Researchers found that three hours of television viewing a day led to a twofold increase in obesity and 50 percent increase in diabetes.

Each two-hour-per-day increment of TV was associated with a 23 percent increase in obesity and a 14 percent increase in the risk for type 2 diabetes.

Women who reported one hour of television a week had an average body mass index (BMI) of 25; women with 40 hours a week television time had an average BMI of 28. (BMI is a person's weight in kilograms divided by height in meters squared. A number over 25 is considered overweight; over 30 is obese.) Hu found that those who spent more time watching TV ate more red meat, snacks, refined carbohydrates and sweets and were less likely to eat fruits and vegetables.

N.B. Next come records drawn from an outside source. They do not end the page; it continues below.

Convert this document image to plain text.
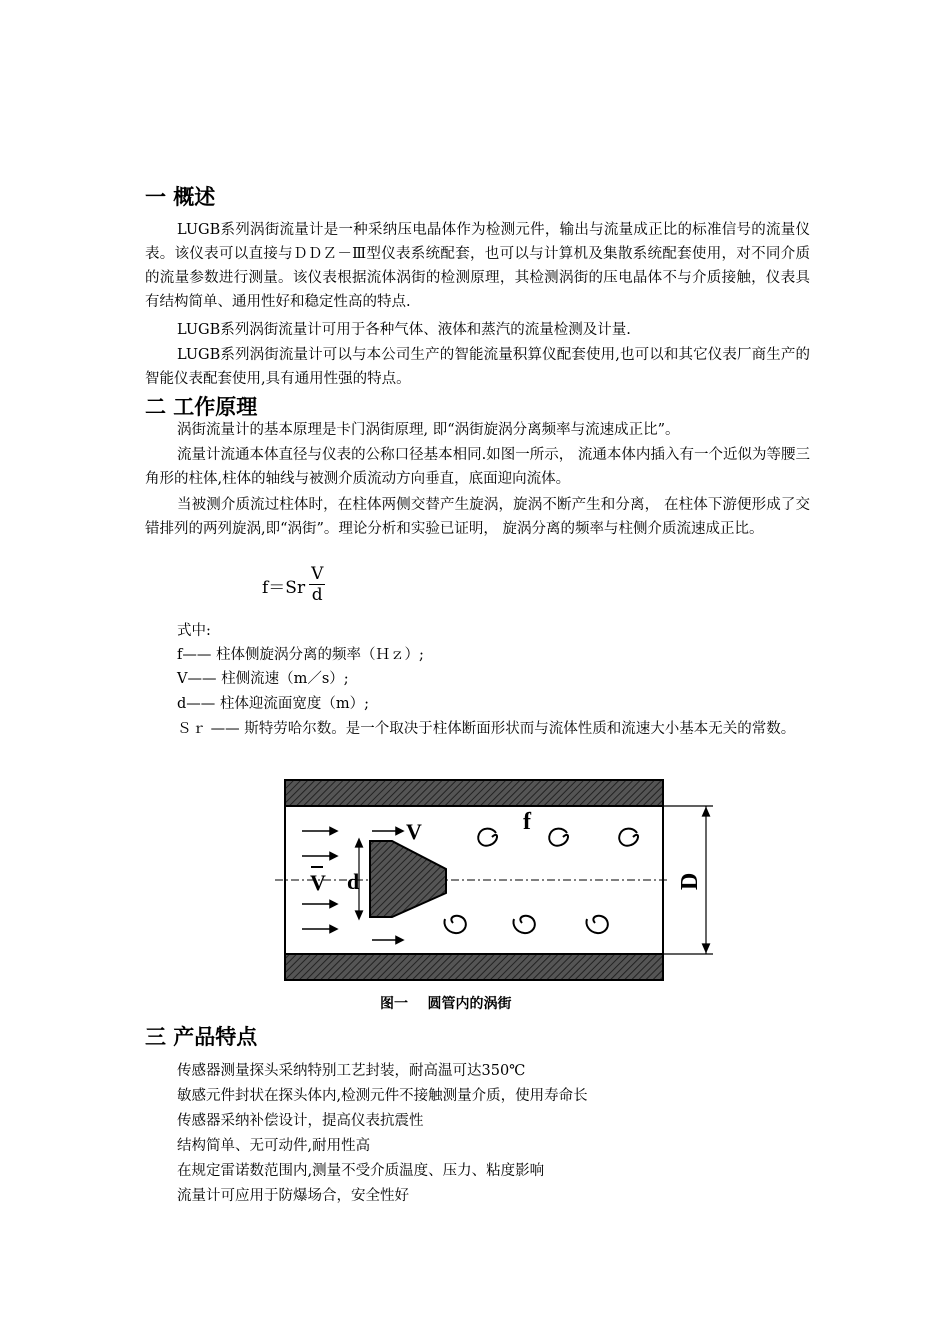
一 概述
LUGB系列涡街流量计是一种采纳压电晶体作为检测元件，输出与流量成正比的标准信号的流量仪表。该仪表可以直接与ＤＤＺ－Ⅲ型仪表系统配套，也可以与计算机及集散系统配套使用，对不同介质的流量参数进行测量。该仪表根据流体涡街的检测原理，其检测涡街的压电晶体不与介质接触，仪表具有结构简单、通用性好和稳定性高的特点.
LUGB系列涡街流量计可用于各种气体、液体和蒸汽的流量检测及计量.
LUGB系列涡街流量计可以与本公司生产的智能流量积算仪配套使用,也可以和其它仪表厂商生产的智能仪表配套使用,具有通用性强的特点。
二 工作原理
涡街流量计的基本原理是卡门涡街原理, 即“涡街旋涡分离频率与流速成正比”。
流量计流通本体直径与仪表的公称口径基本相同.如图一所示， 流通本体内插入有一个近似为等腰三角形的柱体,柱体的轴线与被测介质流动方向垂直，底面迎向流体。
当被测介质流过柱体时，在柱体两侧交替产生旋涡，旋涡不断产生和分离， 在柱体下游便形成了交错排列的两列旋涡,即“涡街”。理论分析和实验已证明， 旋涡分离的频率与柱侧介质流速成正比。
$f=Sr \frac{V}{d}$
式中:
f—— 柱体侧旋涡分离的频率（Ｈｚ）;
V—— 柱侧流速（m／s）;
d—— 柱体迎流面宽度（m）;
Ｓｒ —— 斯特劳哈尔数。是一个取决于柱体断面形状而与流体性质和流速大小基本无关的常数。
V	f
V d	D
图一    圆管内的涡街
三 产品特点
传感器测量探头采纳特别工艺封装，耐高温可达350℃
敏感元件封状在探头体内,检测元件不接触测量介质，使用寿命长
传感器采纳补偿设计，提高仪表抗震性
结构简单、无可动件,耐用性高
在规定雷诺数范围内,测量不受介质温度、压力、粘度影响
流量计可应用于防爆场合，安全性好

Hu said brisk walking for an hour a day was associated with a 24 percent reduction in obesity and a 34 percent lowering of diabetes. Working around the house or standing for two hours a day reduced the risk of obesity by 9 percent and diabetes by 12 percent. He calculated that reducing TV viewing to less than 10 hours a week, and adding a 30-minute brisk walk to the day, could have prevented 30 percent of the new obesity cases and 43 percent of the type 2 diabetes cases.

In other findings, Columbia University's Stanley Heshka of the New York Obesity Research Center at St. Luke's/Roosevelt Hospital carried out a two-year study comparing a popular diet program, Weight Watchers, to a self-help program. More than 420 obese men and women were assigned to either program; of the 310 who completed the study, those on Weight Watchers were more successful in losing weight and keeping it off: 11 pounds at six months and 6.5 pounds after two years. Those in the self-help program lost about 4 pounds at six months and had returned to their pre-diet weight two years later.